Fantastique vertige ! Je plonge, pique, coule, puis rejaillit dans un torrent féériquement violent ! Là ! Puissance des sens émoustillés ! Plane, plane ! Ciel azur, lumière divine, eblouissante, cristalline !

Puis cécité ! Tout est immaculé ! Je conçois, confesse, mon âme libre, follement excitée, fiévreusement dévolue ! Le doigt divin m’éffleure ! Non!

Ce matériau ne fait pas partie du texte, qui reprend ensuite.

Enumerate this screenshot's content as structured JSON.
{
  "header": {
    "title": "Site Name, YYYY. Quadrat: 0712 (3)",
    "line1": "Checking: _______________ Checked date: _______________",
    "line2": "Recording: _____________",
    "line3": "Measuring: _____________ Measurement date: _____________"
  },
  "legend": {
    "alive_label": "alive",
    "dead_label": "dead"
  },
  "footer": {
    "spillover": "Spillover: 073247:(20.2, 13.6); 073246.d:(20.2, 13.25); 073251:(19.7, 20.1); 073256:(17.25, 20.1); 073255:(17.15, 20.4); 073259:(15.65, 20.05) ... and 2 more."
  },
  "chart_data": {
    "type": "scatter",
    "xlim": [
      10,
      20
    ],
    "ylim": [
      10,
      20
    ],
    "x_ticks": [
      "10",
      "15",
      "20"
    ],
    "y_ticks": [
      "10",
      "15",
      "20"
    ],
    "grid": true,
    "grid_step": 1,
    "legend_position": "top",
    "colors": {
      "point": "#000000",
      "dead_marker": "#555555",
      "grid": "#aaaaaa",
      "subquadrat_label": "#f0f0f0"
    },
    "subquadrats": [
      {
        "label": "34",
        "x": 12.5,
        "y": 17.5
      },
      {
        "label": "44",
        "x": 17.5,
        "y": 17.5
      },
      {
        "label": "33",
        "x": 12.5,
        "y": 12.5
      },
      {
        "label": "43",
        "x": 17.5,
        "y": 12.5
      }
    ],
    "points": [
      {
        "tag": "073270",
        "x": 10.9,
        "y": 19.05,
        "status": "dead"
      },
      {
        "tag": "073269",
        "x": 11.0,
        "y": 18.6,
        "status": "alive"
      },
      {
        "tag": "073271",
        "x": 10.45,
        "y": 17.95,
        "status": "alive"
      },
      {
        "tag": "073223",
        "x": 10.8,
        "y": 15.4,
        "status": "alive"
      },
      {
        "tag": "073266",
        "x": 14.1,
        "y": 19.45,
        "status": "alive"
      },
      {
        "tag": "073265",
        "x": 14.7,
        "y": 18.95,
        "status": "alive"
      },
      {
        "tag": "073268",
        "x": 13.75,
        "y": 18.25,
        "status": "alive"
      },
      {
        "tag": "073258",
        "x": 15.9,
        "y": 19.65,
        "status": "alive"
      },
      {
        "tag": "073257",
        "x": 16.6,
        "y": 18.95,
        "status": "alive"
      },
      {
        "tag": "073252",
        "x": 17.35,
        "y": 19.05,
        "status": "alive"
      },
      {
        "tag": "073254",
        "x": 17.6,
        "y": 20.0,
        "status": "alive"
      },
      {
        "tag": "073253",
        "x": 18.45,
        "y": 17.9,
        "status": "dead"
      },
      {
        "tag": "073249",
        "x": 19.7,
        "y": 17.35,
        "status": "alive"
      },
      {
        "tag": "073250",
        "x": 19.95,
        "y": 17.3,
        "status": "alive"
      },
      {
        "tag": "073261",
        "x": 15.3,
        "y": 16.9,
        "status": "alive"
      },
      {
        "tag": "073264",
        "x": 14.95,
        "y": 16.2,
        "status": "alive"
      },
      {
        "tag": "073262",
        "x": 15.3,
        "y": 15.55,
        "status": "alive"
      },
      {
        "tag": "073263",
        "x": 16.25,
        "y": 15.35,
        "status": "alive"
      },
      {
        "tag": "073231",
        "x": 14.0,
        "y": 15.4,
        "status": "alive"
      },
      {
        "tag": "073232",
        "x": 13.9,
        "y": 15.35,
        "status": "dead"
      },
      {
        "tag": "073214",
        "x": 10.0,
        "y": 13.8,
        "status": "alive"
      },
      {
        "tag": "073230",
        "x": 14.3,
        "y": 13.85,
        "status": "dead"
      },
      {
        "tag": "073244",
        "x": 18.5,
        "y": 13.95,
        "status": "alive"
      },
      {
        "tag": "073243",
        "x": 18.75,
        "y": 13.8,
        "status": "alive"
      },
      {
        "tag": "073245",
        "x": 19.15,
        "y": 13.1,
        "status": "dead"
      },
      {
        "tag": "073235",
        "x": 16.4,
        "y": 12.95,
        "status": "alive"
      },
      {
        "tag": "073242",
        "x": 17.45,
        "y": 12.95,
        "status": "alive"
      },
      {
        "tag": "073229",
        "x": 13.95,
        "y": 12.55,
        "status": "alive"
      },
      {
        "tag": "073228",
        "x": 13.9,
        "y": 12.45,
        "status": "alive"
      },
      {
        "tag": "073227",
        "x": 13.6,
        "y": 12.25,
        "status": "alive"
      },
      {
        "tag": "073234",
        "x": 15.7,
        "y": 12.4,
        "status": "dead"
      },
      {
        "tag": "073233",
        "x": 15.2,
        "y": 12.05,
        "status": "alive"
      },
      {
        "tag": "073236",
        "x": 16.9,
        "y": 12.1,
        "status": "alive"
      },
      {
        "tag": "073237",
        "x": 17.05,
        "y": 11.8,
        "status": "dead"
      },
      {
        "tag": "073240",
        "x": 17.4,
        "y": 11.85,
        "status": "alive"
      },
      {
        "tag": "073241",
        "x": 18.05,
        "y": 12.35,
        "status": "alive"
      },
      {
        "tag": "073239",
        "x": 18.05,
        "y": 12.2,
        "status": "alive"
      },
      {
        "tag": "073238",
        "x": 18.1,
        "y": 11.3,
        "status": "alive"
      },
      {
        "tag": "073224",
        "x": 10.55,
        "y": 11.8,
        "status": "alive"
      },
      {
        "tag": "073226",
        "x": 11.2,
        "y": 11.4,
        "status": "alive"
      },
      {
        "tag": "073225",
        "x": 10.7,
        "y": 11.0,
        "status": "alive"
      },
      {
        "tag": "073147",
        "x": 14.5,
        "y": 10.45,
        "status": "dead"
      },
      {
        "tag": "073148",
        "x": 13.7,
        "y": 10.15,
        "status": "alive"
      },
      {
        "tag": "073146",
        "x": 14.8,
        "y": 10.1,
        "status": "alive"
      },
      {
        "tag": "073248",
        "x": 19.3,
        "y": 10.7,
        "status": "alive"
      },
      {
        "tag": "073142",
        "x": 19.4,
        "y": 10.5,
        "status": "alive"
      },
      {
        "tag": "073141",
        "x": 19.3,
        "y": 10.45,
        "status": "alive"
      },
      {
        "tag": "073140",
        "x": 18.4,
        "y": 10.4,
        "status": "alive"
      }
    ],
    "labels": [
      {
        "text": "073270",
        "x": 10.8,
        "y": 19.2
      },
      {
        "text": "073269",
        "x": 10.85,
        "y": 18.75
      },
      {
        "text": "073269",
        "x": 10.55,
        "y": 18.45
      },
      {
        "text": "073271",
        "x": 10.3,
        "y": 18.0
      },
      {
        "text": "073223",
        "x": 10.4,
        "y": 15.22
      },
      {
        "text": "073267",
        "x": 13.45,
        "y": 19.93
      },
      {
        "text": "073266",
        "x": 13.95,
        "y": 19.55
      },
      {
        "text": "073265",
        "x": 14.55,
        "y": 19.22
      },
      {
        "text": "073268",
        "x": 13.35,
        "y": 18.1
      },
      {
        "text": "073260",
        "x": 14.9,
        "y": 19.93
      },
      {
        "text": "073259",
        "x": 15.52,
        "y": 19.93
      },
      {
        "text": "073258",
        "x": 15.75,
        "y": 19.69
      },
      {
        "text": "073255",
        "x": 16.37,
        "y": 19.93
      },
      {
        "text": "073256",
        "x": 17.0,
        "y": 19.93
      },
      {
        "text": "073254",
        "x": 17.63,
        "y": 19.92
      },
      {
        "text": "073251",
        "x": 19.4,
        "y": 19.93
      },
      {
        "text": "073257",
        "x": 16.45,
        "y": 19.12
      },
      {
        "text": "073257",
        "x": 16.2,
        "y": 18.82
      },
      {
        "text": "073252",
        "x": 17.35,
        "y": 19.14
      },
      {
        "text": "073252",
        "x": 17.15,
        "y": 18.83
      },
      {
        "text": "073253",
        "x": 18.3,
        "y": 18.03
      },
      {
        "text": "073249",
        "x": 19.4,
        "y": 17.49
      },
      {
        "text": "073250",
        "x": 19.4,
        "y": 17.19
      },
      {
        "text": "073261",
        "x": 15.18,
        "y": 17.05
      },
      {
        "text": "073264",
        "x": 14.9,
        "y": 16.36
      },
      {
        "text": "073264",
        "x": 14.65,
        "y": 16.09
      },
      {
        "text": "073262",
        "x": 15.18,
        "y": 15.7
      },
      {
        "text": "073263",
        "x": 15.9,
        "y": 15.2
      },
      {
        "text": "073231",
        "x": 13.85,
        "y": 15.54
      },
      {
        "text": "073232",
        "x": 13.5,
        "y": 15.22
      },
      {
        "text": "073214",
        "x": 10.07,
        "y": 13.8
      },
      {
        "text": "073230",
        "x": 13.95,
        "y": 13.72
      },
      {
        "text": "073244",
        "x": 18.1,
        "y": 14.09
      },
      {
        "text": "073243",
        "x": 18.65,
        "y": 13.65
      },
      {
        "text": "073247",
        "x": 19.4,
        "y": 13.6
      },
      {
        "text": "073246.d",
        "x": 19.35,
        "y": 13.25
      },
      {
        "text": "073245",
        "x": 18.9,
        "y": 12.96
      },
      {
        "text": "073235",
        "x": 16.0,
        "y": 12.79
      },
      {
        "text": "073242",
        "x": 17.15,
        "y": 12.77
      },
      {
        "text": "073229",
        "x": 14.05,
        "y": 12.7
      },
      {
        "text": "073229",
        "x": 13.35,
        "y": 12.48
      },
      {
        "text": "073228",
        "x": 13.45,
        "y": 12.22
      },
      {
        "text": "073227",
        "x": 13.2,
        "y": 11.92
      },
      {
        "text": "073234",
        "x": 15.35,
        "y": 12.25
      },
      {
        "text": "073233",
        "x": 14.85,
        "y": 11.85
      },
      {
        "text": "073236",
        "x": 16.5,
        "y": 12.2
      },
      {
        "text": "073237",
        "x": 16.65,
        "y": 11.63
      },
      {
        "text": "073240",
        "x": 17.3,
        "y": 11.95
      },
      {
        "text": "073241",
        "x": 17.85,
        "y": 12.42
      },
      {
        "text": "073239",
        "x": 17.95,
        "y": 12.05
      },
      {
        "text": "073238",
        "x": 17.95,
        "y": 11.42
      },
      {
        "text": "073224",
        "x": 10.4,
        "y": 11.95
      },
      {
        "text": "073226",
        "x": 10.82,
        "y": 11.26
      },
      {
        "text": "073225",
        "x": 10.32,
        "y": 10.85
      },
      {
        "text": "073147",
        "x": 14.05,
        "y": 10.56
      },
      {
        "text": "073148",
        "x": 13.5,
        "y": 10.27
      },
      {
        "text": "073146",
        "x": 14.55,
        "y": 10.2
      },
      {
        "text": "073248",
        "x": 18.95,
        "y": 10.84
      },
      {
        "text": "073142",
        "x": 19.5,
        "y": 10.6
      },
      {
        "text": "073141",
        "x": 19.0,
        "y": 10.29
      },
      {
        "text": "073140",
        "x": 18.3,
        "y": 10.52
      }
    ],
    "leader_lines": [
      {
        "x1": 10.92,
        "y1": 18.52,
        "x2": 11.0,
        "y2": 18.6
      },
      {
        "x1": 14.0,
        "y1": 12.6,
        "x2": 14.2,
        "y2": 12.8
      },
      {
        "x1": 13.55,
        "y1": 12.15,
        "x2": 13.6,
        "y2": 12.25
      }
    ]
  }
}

Sensibilité ! Puis honte ! Contrition ! Pardon ! Clémence ! Démence ! J’avoue…enfin !

Le monde renaît ainsi chaque printemps, seul l’homme s’entête dans sa folie trompeuse ! L’homme ?… cruelle invention ! Œuvre diabolique, obsédée, opiniâtré funèbre ! Son monde artificiel aux cycles chaotiques ruisselle de sang à crédit ! Mégalomanie ! Monomanie délirante et ombrageuse ! Son univers froid, glacial, polaire, n’aspire qu’à la mort, la destruction ! La nature à son cycle scrupuleux, l’homme lui aussi arrive en fin de parcours, les voies de son destin semblent imminentes, inéluctablement scellées ! Voyez-le donc ! Lui ! Ce révolté défiant les dieux ! La nature humble, obéit aux saisons, aux lois les plus évidentes ! Tandis que l’homme, lui les brave, trouble, piétine, écrase, détruit, assèche, brûle l’Harmonie!

Oh vent doucereux ! Vent qui caresse ! Souffle délicat ! J’entends ton cœur battre dans les arbres! Les feuilles se bercent sur ta poitrine ! Je respire mélodieusement ton pouls ! Je revis ! Je t’ois ! Oui ! Joie aussi !…puis peine. Ah que suis-je donc ? J’appartiens à la race des maudits ! Maudit ! Maudit ! Les maux dits ne peuvent rester vains mots ! Enfin le temps des révélations s’accomplit ! Nos actes se dénudent ! Lumière ! Puis le vent fâché, gronde sa colère ! Tonnerre ! Éclair ! Zippp et zappp ! La foudre zigzague puis s’écrase sur le sol ! Les morts tremblent sous terre ! Personne, nulles âmes ! Tout semble sans vie ! Le silence impérissable triomphe. Écoutez donc sots de la terre, le Requiem de la vie ! Mineure, majeure tonalité ! Danse! Danse ! fleur sauvage . Valse ! pâquerette des champs. Chante ! oiseau fugueur vagabond ! Livrez moi votre génie ! Ivraies vous aussi ! Votre divine méchanceté fait encore jaser les blés innombrables !

Nature ! Mère nourricière! permettez-moi ainsi de vous rendre hommage en ces temps obscurs.